As the Car Guys would say, the "third half" of my week is the time I devote to more traditionally academic pursuits. What is nice is that I don't have to work on anything I don't buy into, and I can work at my own pace. This allows me to focus on activities that are meaningful and enjoyable to me. I have excellent and rewarding access to colleagues via e-mail, fax, and phone, so I don't feel isolated. The downside of this independence is that most of this work is not compensated, although I do get paid for speaking and, occasionally, writing. I have no secretary or administrative assistant, and no on-site computer help. I pay my own postage and phone bill. Worst of all, I pay for all of my own insurances! Also, I'm the only one responsible for making sure that I use this time productively. More than people who have ordinary academic jobs, I have to think a little harder about why I'm doing what I do, and if I still want to be doing it.

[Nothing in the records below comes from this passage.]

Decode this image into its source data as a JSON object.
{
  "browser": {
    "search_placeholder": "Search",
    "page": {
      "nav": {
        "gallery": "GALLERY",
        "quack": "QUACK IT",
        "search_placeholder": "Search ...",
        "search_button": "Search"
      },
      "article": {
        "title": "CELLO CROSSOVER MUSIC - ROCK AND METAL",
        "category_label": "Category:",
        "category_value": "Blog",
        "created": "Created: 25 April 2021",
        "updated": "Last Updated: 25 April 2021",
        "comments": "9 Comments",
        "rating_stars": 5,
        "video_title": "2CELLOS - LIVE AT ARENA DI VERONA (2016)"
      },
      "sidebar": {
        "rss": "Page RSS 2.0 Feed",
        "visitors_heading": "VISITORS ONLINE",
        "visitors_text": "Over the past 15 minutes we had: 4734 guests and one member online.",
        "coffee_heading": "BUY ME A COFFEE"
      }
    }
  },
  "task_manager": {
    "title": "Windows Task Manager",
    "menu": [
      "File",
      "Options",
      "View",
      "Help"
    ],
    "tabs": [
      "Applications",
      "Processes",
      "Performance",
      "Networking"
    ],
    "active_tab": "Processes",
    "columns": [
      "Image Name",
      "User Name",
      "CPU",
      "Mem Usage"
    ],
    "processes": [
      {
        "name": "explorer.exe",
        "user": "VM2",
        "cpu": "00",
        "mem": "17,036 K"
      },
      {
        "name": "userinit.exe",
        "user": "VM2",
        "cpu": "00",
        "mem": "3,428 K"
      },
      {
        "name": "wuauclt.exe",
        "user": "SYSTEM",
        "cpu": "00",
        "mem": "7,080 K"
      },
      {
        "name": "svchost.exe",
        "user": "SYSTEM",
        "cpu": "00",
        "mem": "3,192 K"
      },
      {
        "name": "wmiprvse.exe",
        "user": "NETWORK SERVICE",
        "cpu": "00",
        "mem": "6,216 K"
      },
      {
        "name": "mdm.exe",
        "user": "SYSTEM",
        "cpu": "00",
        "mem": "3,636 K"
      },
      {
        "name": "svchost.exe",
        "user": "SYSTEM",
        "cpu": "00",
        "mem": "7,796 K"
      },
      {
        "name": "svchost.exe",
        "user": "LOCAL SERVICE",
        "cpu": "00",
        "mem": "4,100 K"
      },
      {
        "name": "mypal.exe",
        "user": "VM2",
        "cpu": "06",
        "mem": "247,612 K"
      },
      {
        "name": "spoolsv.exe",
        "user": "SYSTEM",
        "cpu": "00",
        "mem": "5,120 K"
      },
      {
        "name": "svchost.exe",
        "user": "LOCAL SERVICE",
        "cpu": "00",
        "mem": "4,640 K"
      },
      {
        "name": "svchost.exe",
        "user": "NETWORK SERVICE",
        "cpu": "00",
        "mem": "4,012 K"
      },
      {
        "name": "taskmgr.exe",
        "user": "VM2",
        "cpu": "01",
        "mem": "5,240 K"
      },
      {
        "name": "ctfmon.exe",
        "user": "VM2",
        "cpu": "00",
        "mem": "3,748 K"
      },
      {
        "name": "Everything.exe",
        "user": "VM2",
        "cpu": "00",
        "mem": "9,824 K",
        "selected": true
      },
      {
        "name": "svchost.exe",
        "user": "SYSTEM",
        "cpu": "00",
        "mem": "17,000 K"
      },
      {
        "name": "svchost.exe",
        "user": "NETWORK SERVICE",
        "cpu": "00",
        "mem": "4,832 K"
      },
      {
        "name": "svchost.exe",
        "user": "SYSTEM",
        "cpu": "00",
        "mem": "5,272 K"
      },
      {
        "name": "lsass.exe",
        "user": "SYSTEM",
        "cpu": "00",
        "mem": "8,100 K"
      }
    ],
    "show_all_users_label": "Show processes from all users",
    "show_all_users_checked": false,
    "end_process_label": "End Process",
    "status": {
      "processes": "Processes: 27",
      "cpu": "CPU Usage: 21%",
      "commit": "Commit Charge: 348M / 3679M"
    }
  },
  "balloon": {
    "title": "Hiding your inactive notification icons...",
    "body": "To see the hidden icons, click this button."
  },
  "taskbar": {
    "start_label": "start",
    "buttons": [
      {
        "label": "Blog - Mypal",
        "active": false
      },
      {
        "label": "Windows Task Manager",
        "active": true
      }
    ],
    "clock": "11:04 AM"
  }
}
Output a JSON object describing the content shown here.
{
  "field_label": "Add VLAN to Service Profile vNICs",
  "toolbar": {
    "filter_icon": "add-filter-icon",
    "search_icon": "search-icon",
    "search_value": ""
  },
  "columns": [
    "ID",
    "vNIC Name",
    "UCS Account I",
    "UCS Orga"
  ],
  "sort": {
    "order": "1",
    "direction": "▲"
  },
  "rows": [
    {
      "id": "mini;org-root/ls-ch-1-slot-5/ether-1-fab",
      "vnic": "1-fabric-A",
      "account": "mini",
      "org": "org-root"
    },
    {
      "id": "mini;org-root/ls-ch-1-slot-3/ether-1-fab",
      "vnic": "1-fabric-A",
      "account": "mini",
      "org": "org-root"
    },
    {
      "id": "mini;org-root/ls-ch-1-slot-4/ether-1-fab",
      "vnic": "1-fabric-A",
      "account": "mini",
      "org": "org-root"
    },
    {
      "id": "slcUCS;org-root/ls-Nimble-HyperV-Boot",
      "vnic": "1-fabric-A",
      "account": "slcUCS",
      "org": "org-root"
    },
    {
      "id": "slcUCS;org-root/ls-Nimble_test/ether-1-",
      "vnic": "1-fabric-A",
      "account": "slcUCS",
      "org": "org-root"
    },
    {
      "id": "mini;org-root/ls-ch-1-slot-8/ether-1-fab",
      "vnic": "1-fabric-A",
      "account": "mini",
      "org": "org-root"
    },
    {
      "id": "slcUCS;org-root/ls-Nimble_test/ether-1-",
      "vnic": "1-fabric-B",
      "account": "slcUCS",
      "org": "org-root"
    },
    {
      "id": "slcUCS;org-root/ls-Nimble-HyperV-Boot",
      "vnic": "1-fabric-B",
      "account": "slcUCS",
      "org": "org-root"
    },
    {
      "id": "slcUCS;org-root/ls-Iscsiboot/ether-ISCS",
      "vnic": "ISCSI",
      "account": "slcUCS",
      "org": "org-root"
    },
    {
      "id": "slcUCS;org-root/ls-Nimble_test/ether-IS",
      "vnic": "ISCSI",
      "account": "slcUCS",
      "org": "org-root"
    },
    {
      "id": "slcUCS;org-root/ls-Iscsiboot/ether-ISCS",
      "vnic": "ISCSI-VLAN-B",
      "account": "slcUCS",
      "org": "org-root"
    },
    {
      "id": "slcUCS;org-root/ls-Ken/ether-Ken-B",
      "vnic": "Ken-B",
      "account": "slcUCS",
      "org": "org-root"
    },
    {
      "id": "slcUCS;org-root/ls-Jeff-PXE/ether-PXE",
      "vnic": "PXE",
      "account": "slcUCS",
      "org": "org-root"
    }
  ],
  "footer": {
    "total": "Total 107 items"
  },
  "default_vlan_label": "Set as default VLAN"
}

My activities include: working on sundry projects for and participating in meetings of the councils of the Association of Directors of Medical Student Education in Psychiatry (ADMSEP) and ACE (Alliance for Clinical Education), the interdisciplinary association of clerkship directors' organizations; preparing and giving lectures for a variety of audiences on a variety of subjects; and writing and reviewing papers, chapters and editorials. I have also used this time for consulting, for example, to the county office of mental health on medical education programs and local primary care entities on mental health services.
Today I am attempting to put together some pithy and articulate, or at least coherent, comments for two reporters who have requested interviews following the recent publication in Academic Medicine of an ACE-sponsored survey of a national sample of multidisciplinary clerkship directors regarding the effects of managed care on medical student education. The findings of reduced resources for education are consistent with the overall draining of assets away from health care to the private sector, which has occupied much of my work for the past several years, and I want to get the word out. But I'm aware of the need to be careful not to inflate the findings beyond their significance.
At this point in my life, I like to think I'm not doing anything I haven't chosen to do. I don't think I'm a workaholic, but I often feel pressed for time, particularly for time to exercise and to read. I'm lucky to have wonderful friends and family that sustain me through thick and thin and try to keep me from taking myself too seriously!